O sétimo discute-se assim. — Parece que a ira não tem por objeto só os susceptíveis de justiça.
1. — Pois, o homem não pode exercer a justiça para com os seres irracionais. Ora, às vezes o homem se encoleriza contra seres irracionais; assim, quando um escritor, irado, arroja a pena ou o cavaleiro açoita o cavalo. Logo, a ira não tem por objeto somente os seres susceptíveis de receber a justiça.
2. Demais — Não há justiça do homem para consigo mesmo nem para com tais coisas que a ele próprio lhe dizem justiça, como diz o Filósofo. Ora, às vezes o homem se encoleriza contra si mesmo; assim o penitente, por causa do pecado, donde o dizer a Escritura (Sl 4, 5): Irai-vos e não queirais pecar. Logo, a ira não tem como objeto somente os seres susceptíveis de receberem a justiça.
3. Demais — Podemos praticar a justiça e a injustiça para com toda uma classe de pessoas ou toda uma comunidade; p. ex., quando uma cidade lesa a alguém. Ora, a ira não recai sobre nenhuma classe de pessoas, mas só sobre um indivíduo singular, como diz o Filósofo. Logo, a ira não tem como objeto próprio aqueles somente que são susceptíveis de justiça ou injustiça.
Mas o contrário se pode conclui do que diz o Filósofo.
Solução. — Como já dissemos, a ira busca o mal na medida em que este exerce a função de justiça vindicativa. Por onde a ira é relativa aos mesmos a que o é a justiça e a injustiça. Pois, é próprio da justiça exercer a vingança; e lesar a outrem é o constitutivo da injustiça.

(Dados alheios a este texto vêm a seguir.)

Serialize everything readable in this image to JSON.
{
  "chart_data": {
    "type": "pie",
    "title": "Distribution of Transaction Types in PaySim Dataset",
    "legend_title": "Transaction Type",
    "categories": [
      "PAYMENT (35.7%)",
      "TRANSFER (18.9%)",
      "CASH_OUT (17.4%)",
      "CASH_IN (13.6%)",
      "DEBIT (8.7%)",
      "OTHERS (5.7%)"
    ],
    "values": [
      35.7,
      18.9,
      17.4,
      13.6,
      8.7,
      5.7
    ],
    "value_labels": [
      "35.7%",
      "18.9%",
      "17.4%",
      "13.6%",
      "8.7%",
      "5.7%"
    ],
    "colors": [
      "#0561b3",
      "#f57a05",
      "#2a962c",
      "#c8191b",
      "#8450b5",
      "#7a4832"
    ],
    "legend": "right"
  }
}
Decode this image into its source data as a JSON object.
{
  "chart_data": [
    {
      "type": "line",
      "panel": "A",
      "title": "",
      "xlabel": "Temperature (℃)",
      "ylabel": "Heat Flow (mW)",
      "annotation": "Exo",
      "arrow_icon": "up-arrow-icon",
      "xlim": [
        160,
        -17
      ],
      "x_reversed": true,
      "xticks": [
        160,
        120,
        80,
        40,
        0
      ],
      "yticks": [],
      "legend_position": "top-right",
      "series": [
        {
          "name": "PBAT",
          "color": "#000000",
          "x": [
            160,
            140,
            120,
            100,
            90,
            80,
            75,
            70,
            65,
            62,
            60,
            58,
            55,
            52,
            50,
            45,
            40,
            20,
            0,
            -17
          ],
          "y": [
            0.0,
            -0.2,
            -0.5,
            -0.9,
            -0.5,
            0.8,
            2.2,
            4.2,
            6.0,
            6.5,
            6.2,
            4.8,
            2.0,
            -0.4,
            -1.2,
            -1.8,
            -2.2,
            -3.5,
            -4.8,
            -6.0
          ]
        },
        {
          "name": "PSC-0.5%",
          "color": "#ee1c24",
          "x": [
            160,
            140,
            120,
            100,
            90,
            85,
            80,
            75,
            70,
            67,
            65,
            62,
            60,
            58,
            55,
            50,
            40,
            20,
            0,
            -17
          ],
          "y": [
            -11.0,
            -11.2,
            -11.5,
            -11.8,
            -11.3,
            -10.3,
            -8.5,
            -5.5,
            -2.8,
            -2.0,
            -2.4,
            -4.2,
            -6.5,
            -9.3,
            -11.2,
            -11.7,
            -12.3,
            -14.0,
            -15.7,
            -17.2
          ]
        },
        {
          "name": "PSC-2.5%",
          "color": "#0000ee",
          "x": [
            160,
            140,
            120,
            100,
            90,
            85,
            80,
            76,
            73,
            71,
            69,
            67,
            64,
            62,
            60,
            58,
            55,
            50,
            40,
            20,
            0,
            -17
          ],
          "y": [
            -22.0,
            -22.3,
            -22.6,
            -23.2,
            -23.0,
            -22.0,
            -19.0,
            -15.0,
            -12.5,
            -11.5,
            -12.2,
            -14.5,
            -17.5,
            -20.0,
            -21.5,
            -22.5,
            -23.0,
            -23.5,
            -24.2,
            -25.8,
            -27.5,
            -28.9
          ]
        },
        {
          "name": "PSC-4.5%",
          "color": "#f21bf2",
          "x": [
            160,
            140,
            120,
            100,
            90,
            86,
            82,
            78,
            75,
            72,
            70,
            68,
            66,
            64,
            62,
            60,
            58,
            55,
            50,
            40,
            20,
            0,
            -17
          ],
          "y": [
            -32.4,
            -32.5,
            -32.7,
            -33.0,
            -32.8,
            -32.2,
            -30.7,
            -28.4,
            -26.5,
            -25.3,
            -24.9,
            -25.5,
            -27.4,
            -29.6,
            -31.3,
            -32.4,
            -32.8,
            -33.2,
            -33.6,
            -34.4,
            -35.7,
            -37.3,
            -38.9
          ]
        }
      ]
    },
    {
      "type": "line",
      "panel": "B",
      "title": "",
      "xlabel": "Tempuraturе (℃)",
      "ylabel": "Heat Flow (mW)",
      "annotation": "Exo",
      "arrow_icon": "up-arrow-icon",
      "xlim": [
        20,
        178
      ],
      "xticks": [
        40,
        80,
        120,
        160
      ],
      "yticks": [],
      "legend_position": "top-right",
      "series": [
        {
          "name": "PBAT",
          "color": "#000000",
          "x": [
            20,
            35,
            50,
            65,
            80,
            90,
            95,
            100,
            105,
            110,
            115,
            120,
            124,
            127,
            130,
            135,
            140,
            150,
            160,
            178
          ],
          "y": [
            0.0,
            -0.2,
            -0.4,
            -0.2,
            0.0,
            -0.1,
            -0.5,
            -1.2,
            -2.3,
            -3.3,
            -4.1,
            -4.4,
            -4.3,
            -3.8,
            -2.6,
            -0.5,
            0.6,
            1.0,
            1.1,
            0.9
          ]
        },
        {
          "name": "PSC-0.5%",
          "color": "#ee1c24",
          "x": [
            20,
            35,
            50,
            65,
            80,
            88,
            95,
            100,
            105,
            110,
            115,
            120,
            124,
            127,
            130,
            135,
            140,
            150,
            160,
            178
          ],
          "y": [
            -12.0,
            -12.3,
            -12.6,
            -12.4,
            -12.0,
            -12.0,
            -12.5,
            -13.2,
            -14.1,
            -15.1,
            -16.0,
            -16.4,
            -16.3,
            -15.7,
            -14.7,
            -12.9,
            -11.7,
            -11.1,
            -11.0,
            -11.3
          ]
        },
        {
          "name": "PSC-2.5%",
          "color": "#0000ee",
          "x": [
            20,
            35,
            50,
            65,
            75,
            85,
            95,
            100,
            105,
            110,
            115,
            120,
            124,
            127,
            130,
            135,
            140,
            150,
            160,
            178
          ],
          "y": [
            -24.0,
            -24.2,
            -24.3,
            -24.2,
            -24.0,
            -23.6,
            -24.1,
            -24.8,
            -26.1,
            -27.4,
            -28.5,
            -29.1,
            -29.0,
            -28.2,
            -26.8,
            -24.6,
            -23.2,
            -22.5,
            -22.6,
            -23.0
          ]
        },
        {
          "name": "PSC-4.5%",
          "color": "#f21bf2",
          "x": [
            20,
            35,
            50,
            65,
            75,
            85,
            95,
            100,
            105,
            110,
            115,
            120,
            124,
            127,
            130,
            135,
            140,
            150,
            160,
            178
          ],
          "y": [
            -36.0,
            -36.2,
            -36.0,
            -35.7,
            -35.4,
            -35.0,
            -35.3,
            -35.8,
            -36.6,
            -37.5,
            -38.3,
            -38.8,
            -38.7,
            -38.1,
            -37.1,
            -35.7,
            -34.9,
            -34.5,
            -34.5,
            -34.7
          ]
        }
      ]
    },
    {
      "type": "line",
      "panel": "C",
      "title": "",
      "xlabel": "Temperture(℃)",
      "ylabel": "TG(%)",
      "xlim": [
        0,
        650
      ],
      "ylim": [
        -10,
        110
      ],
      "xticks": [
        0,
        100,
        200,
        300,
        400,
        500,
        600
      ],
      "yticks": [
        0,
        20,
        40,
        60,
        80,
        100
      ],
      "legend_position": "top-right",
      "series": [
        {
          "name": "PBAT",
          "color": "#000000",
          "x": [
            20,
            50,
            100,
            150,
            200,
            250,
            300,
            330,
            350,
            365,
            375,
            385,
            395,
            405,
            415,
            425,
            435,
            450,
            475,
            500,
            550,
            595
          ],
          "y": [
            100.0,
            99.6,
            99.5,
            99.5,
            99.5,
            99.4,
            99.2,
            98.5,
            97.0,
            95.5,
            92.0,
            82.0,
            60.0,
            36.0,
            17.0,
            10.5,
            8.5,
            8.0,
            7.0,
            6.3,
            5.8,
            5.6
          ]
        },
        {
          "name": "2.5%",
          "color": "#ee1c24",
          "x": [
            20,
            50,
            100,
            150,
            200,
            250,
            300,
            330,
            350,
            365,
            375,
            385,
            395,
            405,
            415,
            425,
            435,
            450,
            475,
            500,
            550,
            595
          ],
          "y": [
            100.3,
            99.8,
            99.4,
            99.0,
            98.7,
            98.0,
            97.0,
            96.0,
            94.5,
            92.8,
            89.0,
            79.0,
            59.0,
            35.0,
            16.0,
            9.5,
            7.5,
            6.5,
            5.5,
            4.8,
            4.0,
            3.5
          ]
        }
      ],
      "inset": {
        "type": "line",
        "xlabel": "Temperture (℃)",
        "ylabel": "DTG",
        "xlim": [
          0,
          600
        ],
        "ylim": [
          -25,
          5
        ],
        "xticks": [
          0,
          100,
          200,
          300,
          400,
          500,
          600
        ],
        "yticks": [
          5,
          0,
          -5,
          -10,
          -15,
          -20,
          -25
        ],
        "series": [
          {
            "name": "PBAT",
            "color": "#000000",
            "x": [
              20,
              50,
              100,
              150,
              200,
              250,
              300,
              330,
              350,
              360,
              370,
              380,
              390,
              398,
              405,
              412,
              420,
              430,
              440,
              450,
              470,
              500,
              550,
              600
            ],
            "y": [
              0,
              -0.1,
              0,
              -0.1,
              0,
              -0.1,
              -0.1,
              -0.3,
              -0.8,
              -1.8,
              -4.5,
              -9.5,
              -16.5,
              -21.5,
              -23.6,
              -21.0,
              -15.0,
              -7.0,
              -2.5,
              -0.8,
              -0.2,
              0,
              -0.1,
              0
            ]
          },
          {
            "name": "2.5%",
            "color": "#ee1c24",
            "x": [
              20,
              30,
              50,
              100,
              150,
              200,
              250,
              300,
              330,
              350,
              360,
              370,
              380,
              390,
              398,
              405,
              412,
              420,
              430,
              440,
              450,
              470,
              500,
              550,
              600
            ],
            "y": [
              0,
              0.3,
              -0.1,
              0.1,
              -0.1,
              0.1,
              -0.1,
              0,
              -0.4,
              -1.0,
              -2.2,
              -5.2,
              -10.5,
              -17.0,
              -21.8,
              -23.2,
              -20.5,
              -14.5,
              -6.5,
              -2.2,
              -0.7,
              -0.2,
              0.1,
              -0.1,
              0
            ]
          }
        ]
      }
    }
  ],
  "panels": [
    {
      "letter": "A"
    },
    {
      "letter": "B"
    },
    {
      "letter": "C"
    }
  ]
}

Assim, tanto pela causa, que é a lesão praticada por outrem, como também por parte da vindicta a tirar dele, o que visa o irado, é manifesto que a ira tem o mesmo objeto que a justiça e a injustiça.
Donde a resposta à primeira objeção. — Como já se disse, a ira, embora seja acompanhada da razão pode porém existir também nos brutos, carecentes de razão, enquanto movidos por um instinto natural mediante a imaginação à prática de atos semelhantes aos atos racionais. Assim pois, tendo o homem razão e imaginação, de dois modos pode nele nascer o movimento da ira. — Primeiro, quando só a imaginação denuncia a lesão. E assim algum movimento de ira nasce mesmo contra seres irracionais e inanimados, à semelhança do movimento originado nos animais contra tudo o que lhes seja nocivo. — De outro modo, quando a razão é a que denuncia a lesão. E assim, como diz o Filósofo, de nenhum modo pode se exercer a ira contra seres insensíveis nem contra os mortos; quer por não sentirem, qualidade que sobretudo supõe os irados naqueles contra quem se encolerizam; quer também por não ser possível exercer contra eles a vindicta, pois não podem cometer nenhuma injúria.
Resposta à segunda. — Como diz o Filósofo, o homem pode exercer para consigo mesmo uma certa justiça e injustiça metafórica: é enquanto a razão rege o irascível e o concupiscível. E neste sentido também se diz que o homem tira vindicta de si mesmo; e por conseqüência se encoleriza contra si mesmo. Mas própria e essencialmente falando, ninguém pode irar-se contra si mesmo.
Resposta à terceira. — A diferença única assinalada pelo Filósofo entre o ódio e a ira está em o ódio poder referir-se a uma classe de pessoas e assim odiamos todo gênero de ladrões; ao passo que a ira não pode recair senão sobre um indivíduo singularmente considerado. E a razão disso está em o ódio ser causado porque a qualidade de um ser é apreendida como dissonante da nossa disposição; e isto pode dar-se tanto em universal como em particular. Enquanto que a ira é causada por alguém que, com um ato seu, nos lesou; ora todos os atos dizem respeito ao singular. Por isso a ira versa sempre sobre algo de singular. — E quando foi toda a cidade que nos lesou, toda ela é considerada como um indivíduo singular.